In the four years we’ve worked on delivering a transformative product, the closest we came was Bluemix. But despite its initial promise as a platform to rival Amazon Web Services (AWS), it’s quite clear that it has succumbed to the IBM business model: satisfying our largest customers, but not delighting buyers who’ve never bought from IBM before. Despite all the wonderful UI work poured into Bluemix, AWS is still a more delightful user experience. And Amazon is pulling further ahead with each new release of AWS services.
And it’s not just Bluemix that has come up short. I’ve gotten to know our portfolios pretty well, first as part of IBM Design and currently as part of the Global Offering Management Transformation team. Across the board, our offerings are still primarily focused on our highest-end customers, who have the most demanding criteria, and require the most complex features and functions.
When I look around at the number of cupcakes introduced by competitors in recent years (Slack, Zoom, Tableau, Splunk, Mailchimp, ServiceNow, Cloudflare, Google Apps), I think to myself each time: “IBM could have easily produced such an offering if we’d succeeded in our transformation.” In my four years as an IBMer, we have failed to deliver a cupcake that has wowed the market. We haven’t even come close. This leads me to the disappointing conclusion that we probably never will.
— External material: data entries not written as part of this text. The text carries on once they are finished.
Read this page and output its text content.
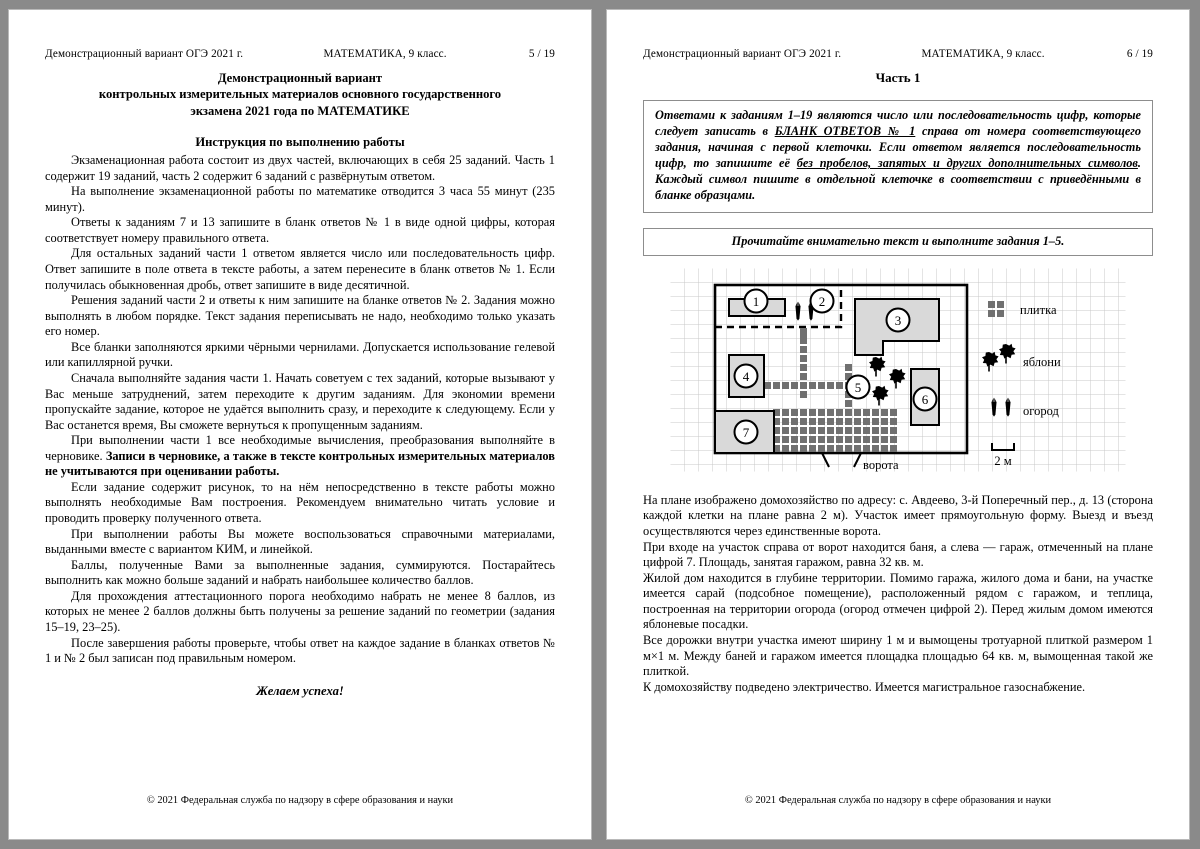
Демонстрационный вариант ОГЭ 2021 г.	МАТЕМАТИКА, 9 класс.	5 / 19
Демонстрационный вариант
контрольных измерительных материалов основного государственного
экзамена 2021 года по МАТЕМАТИКЕ
Инструкция по выполнению работы

Экзаменационная работа состоит из двух частей, включающих в себя 25 заданий. Часть 1 содержит 19 заданий, часть 2 содержит 6 заданий с развёрнутым ответом.

На выполнение экзаменационной работы по математике отводится 3 часа 55 минут (235 минут).

Ответы к заданиям 7 и 13 запишите в бланк ответов № 1 в виде одной цифры, которая соответствует номеру правильного ответа.

Для остальных заданий части 1 ответом является число или последовательность цифр. Ответ запишите в поле ответа в тексте работы, а затем перенесите в бланк ответов № 1. Если получилась обыкновенная дробь, ответ запишите в виде десятичной.

Решения заданий части 2 и ответы к ним запишите на бланке ответов № 2. Задания можно выполнять в любом порядке. Текст задания переписывать не надо, необходимо только указать его номер.

Все бланки заполняются яркими чёрными чернилами. Допускается использование гелевой или капиллярной ручки.

Сначала выполняйте задания части 1. Начать советуем с тех заданий, которые вызывают у Вас меньше затруднений, затем переходите к другим заданиям. Для экономии времени пропускайте задание, которое не удаётся выполнить сразу, и переходите к следующему. Если у Вас останется время, Вы сможете вернуться к пропущенным заданиям.

При выполнении части 1 все необходимые вычисления, преобразования выполняйте в черновике. Записи в черновике, а также в тексте контрольных измерительных материалов не учитываются при оценивании работы.

Если задание содержит рисунок, то на нём непосредственно в тексте работы можно выполнять необходимые Вам построения. Рекомендуем внимательно читать условие и проводить проверку полученного ответа.

При выполнении работы Вы можете воспользоваться справочными материалами, выданными вместе с вариантом КИМ, и линейкой.

Баллы, полученные Вами за выполненные задания, суммируются. Постарайтесь выполнить как можно больше заданий и набрать наибольшее количество баллов.

Для прохождения аттестационного порога необходимо набрать не менее 8 баллов, из которых не менее 2 баллов должны быть получены за решение заданий по геометрии (задания 15–19, 23–25).

После завершения работы проверьте, чтобы ответ на каждое задание в бланках ответов № 1 и № 2 был записан под правильным номером.

Желаем успеха!
© 2021 Федеральная служба по надзору в сфере образования и науки
Демонстрационный вариант ОГЭ 2021 г.	МАТЕМАТИКА, 9 класс.	6 / 19
Часть 1
Ответами к заданиям 1–19 являются число или последовательность цифр, которые следует записать в БЛАНК ОТВЕТОВ № 1 справа от номера соответствующего задания, начиная с первой клеточки. Если ответом является последовательность цифр, то запишите её без пробелов, запятых и других дополнительных символов. Каждый символ пишите в отдельной клеточке в соответствии с приведёнными в бланке образцами.
Прочитайте внимательно текст и выполните задания 1–5.
1	2
3
4
5
6
7
ворота
плитка
яблони
огород
2 м

На плане изображено домохозяйство по адресу: с. Авдеево, 3-й Поперечный пер., д. 13 (сторона каждой клетки на плане равна 2 м). Участок имеет прямоугольную форму. Выезд и въезд осуществляются через единственные ворота.

При входе на участок справа от ворот находится баня, а слева — гараж, отмеченный на плане цифрой 7. Площадь, занятая гаражом, равна 32 кв. м.

Жилой дом находится в глубине территории. Помимо гаража, жилого дома и бани, на участке имеется сарай (подсобное помещение), расположенный рядом с гаражом, и теплица, построенная на территории огорода (огород отмечен цифрой 2). Перед жилым домом имеются яблоневые посадки.

Все дорожки внутри участка имеют ширину 1 м и вымощены тротуарной плиткой размером 1 м×1 м. Между баней и гаражом имеется площадка площадью 64 кв. м, вымощенная такой же плиткой.

К домохозяйству подведено электричество. Имеется магистральное газоснабжение.

© 2021 Федеральная служба по надзору в сфере образования и науки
I could stay at IBM, collect a paycheck, and watch IBM follow the path of other large IT vendors like CA, Sun, HP, and Oracle, as they slowly fade into irrelevance. But even if I kept my badge and my paycheck, I would no longer be an IBMer. Because our ultimate purpose, as IBMers, is to be essential.
I wouldn’t be essential by just keeping the ball rolling. Creating some incremental improvement isn’t being essential, at least not for me. I became an IBMer to be essential in helping other IBMers learn how to make delightful cupcakes, not somewhat more edible wedding cakes.
Consider this resignation letter free advice from an seasoned IT analyst who IBM used to listen to for constructive criticism. Perhaps it’s not too late. If enough IBMers speak up and say our transformation is failing, that we are not successful enough in winning new SMB users who have barely heard of IBM, then maybe you and the other IBM senior executives will redouble your efforts to truly complete the transformation. Nothing would make me prouder than to see IBM wow the market with a truly delightful cupcake that becomes a broad market leader in the cloud.
Until then, my deepest thanks to you for your tremendous efforts to transform IBM, and to my fellow IBMers for all they have shared with me. I am proud to have been an IBMer. I will always be grateful for the amazing experience of being an IBMer during such a transformative time.